About 6-7 months ago my powers (only one, which I've identified as telekinesis) developed, and since then I've come to accept that not everything can be explained by science. For a while I was trying to get rid of them, but I turned myself around when I realized there was no chance of that happening. Instead, I tried to work on growing my abilities and learning to release my emotions in a healthy way to keep from exposing myself.
Recently, my powers have been growing stronger, but slightly beyond what I intended them to (when home alone, I've been doing exercises, practicing using them, etc). And I keep feeling this lingering sensation, almost as if I was preparing to use my powers, even though I don't want to. It happens when I'm in class, walking outside, in my room, basically anywhere and at any random time.
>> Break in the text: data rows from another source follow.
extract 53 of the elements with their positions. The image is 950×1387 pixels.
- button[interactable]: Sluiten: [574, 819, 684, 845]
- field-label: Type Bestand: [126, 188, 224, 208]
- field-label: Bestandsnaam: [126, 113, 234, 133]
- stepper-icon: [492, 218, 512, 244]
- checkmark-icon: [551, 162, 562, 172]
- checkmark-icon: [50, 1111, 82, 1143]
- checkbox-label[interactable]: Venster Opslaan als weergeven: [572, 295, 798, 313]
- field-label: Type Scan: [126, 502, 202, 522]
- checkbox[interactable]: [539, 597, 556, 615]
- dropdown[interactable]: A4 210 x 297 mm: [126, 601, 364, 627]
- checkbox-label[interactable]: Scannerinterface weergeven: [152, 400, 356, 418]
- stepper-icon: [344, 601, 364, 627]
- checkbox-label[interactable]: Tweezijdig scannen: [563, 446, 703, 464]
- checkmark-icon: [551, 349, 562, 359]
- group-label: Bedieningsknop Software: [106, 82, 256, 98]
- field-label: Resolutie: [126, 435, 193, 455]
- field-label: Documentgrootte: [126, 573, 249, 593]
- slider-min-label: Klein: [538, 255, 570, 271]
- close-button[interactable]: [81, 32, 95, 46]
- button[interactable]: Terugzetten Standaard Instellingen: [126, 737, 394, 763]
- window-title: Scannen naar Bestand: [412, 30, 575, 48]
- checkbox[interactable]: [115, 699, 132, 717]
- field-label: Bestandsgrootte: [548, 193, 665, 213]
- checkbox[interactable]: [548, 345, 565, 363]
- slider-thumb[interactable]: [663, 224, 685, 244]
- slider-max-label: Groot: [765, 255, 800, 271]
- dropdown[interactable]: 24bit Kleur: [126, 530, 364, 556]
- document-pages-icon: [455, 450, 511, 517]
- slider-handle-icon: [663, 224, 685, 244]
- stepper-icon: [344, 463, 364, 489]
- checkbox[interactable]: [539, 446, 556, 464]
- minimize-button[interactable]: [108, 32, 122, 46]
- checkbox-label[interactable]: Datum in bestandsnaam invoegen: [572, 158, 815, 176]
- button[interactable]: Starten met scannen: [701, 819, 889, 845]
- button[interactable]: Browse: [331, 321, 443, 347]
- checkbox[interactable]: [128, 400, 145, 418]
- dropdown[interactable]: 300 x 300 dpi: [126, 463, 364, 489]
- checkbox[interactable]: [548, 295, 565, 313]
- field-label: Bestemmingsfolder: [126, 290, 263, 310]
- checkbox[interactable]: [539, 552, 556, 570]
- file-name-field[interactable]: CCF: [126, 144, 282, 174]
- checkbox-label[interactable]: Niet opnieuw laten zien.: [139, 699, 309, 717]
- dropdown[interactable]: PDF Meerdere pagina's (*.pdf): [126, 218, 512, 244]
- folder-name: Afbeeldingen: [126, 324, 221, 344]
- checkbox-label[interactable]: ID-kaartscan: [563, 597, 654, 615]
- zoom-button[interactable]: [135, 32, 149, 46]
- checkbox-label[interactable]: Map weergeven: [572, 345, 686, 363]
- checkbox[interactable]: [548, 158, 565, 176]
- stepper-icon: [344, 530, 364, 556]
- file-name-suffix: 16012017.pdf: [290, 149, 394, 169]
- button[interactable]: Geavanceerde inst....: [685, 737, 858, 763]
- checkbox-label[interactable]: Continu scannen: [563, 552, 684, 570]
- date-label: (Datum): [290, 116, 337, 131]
And there's a sensation that's even worse when I'm emotional, I feel my veins burn and it's like I'm trying to shove all of my anger and shame and fear down before everything spills over. It feels suffocating. I've been managing, and haven't experienced any incidents or episodes over the past 4 months, but I'm trying to figure out what this is and how exactly to stop it from taking over. Last time I felt something similar to this, back when I was first showing signs of my abilities, it led to me nearly destroying my kitchen, and just before my little brother got home. He could've found out, or worse, I could've hurt him badly.
Is this just my anxiety or am I really on the brink of losing control? Any advice?